In hindsight I realise what I faced with my horse stemmed from the same place and it was only through repetition and making the same mistake I started to recognise my horse was simply reflecting my own bad behaviours. Horsemanship is not extrinsic - it is not about the awards or the ribbons, it is about the internal journey we must make in order to become a better person, both with horses and those around us.

I'd be happy to chat with you if you are in need of additional support in your horsemanship journey.

Friday, February 19, 2010

Where are you at?

There is nothing like putting a video out there - for the experts to appear. It's an interesting test one could say.
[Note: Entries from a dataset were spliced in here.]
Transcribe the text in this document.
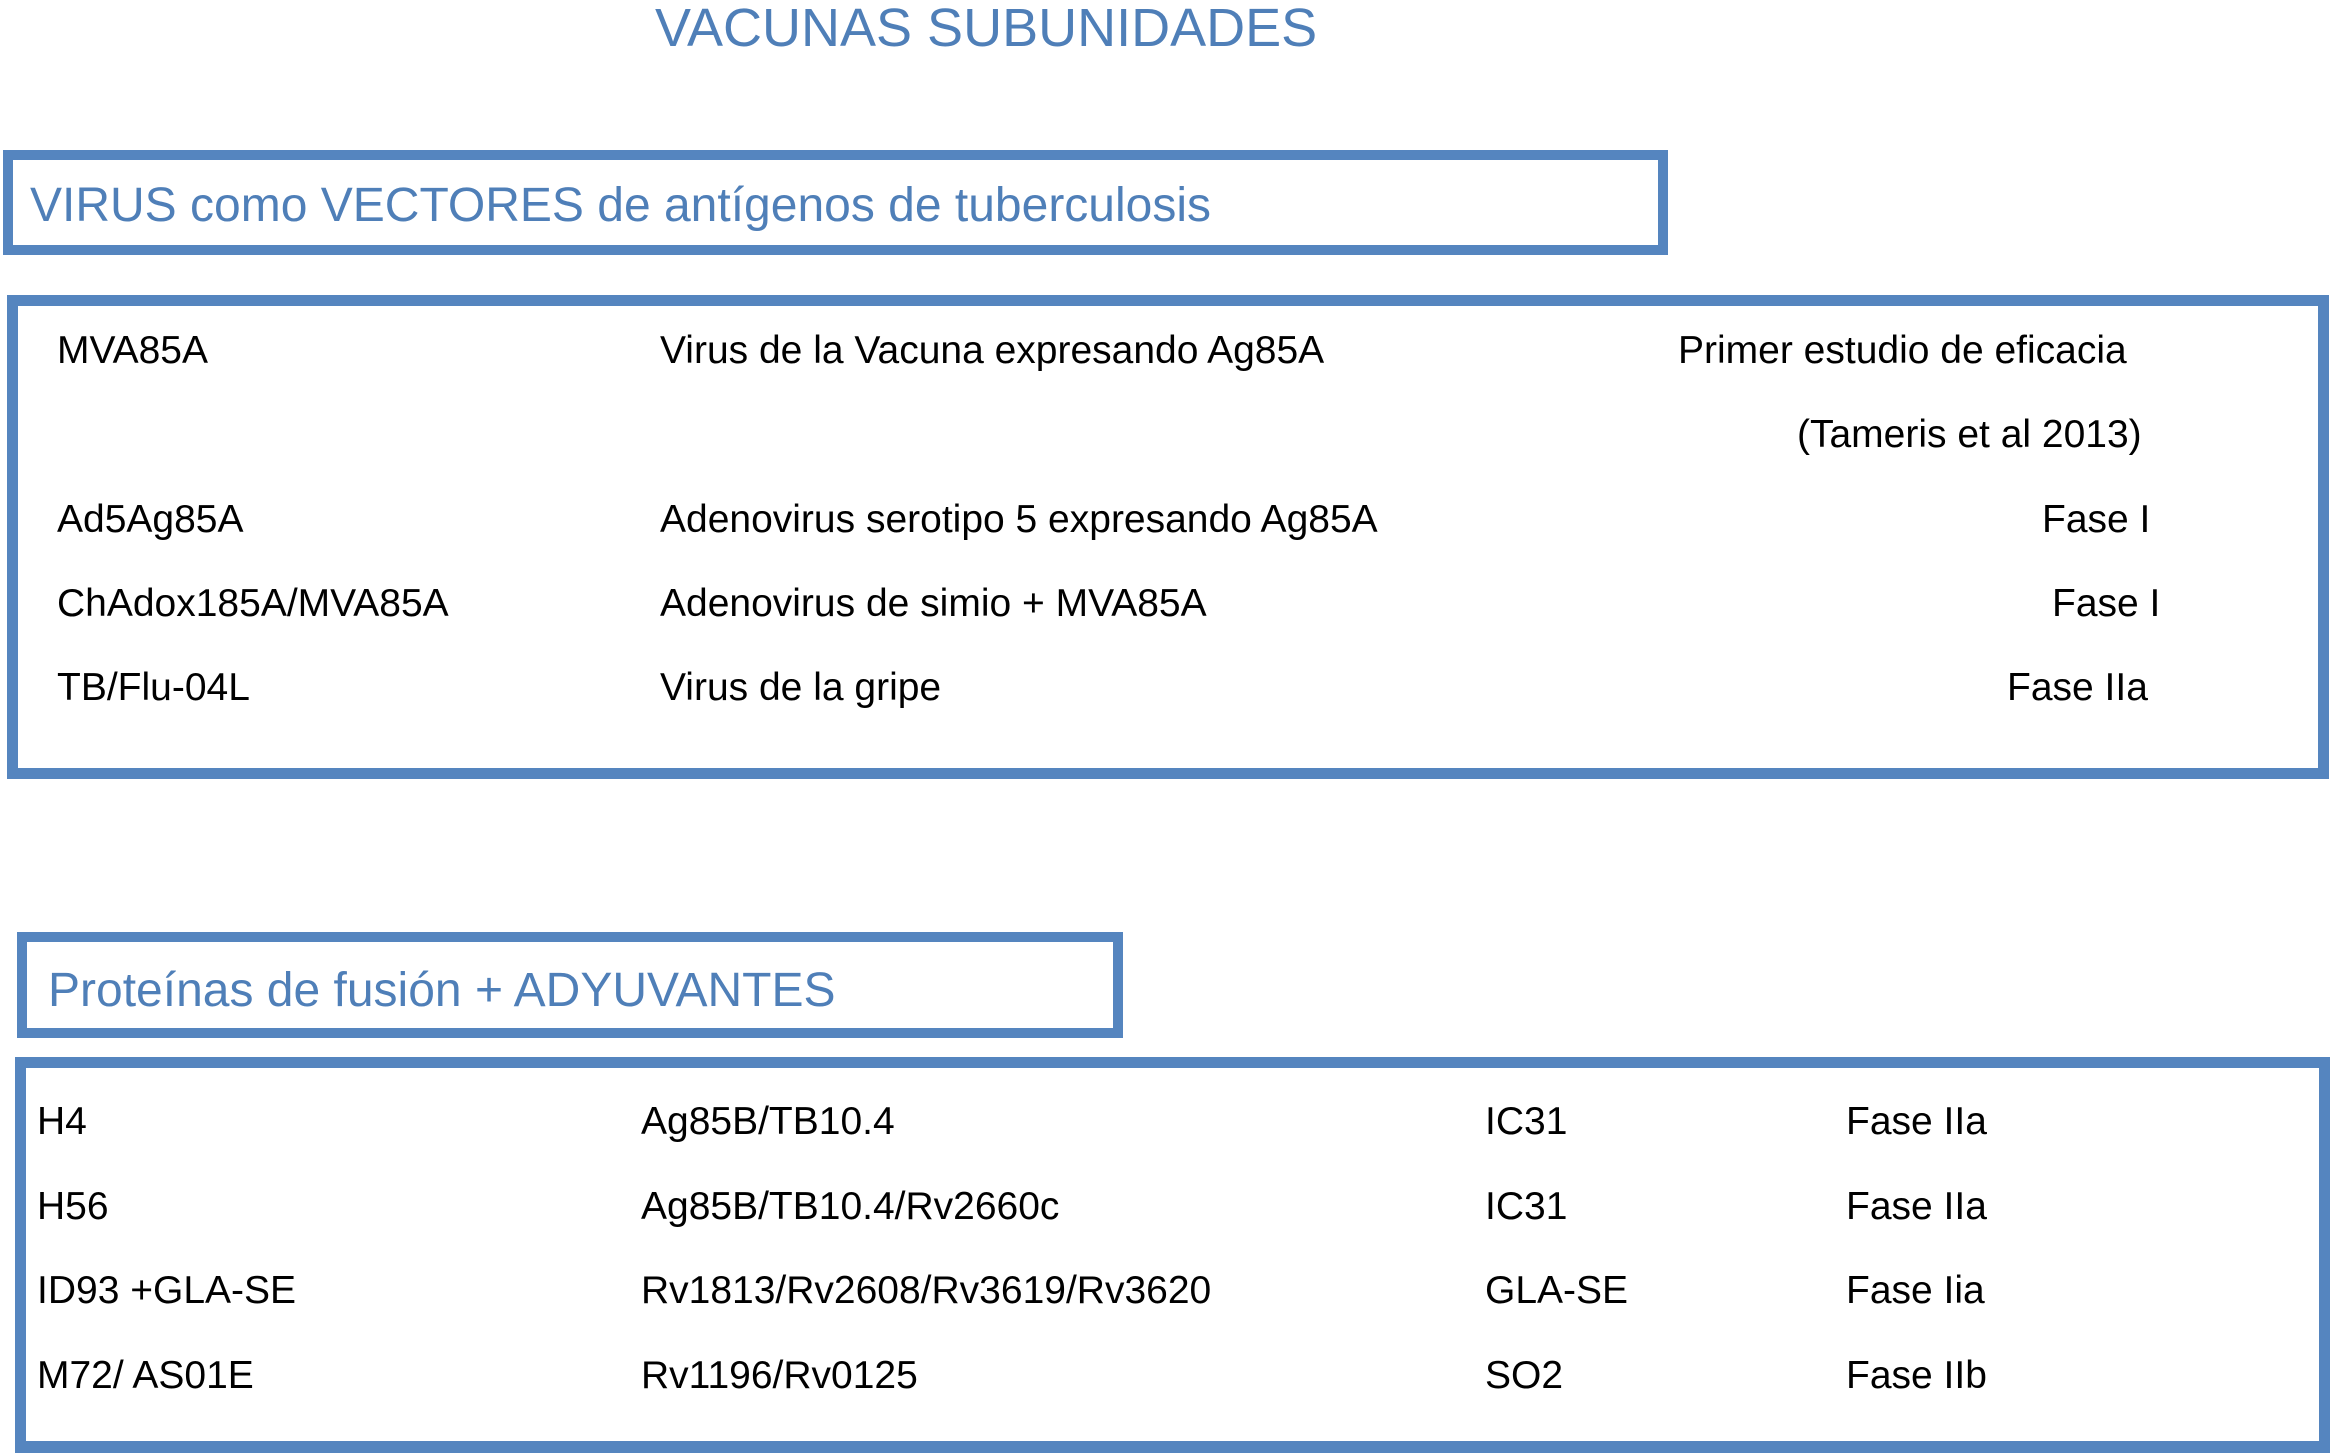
VACUNAS SUBUNIDADES
VIRUS como VECTORES de antígenos de tuberculosis
MVA85A	Virus de la Vacuna expresando Ag85A	Primer estudio de eficacia
(Tameris et al 2013)
Ad5Ag85A	Adenovirus serotipo 5 expresando Ag85A	Fase I
ChAdox185A/MVA85A	Adenovirus de simio + MVA85A	Fase I
TB/Flu-04L	Virus de la gripe	Fase IIa
Proteínas de fusión + ADYUVANTES
H4	Ag85B/TB10.4	IC31	Fase IIa
H56	Ag85B/TB10.4/Rv2660c	IC31	Fase IIa
ID93 +GLA-SE	Rv1813/Rv2608/Rv3619/Rv3620	GLA-SE	Fase Iia
M72/ AS01E	Rv1196/Rv0125	SO2	Fase IIb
But I stand by what I know and what I do. Thing is it is really easy to get opinionated about what you think you see someone else doing. Long ago I learned to hold my judgement on what I "thought" I saw to see what the results were. When I let go of my own bias's and judgements it was really interesting to reflect on what I learned.

There are as many ways to work with a horse as there are people. The method you chose must suit your personality and inevitably you have to redefine what is within your comfort zone.

How I start a colt is very different than how I might work with a horse who has developed "undesirable" behaviours. That horse wan't born that way, but he learned that from his interactions with humans. As I see it, the way a horse thinks. Is it's worked with other humans why wouldn't this one be any different?

Well I am different and I don't particularly like getting pushed, stepped on or dragged around. So I make that pretty clear. I am more than willing to match the energy a horse puts into being rude with a message that makes it pretty clear - that kind of behaviour is unacceptable to me. Sometimes you just have to speak louder in order to be heard - whispering will just not cut it.

So what some people see as unacceptably harsh behaviour -- are missing some of the prelude to the video and are not seeing the power that a horse can put into what appears to be a minor infraction.

What I do recognise is the change in the horse's behaviour - something that is hard to capture in a 10 min youtube video. As I get better at editing the video clips - I'm pretty confident people will see what I see.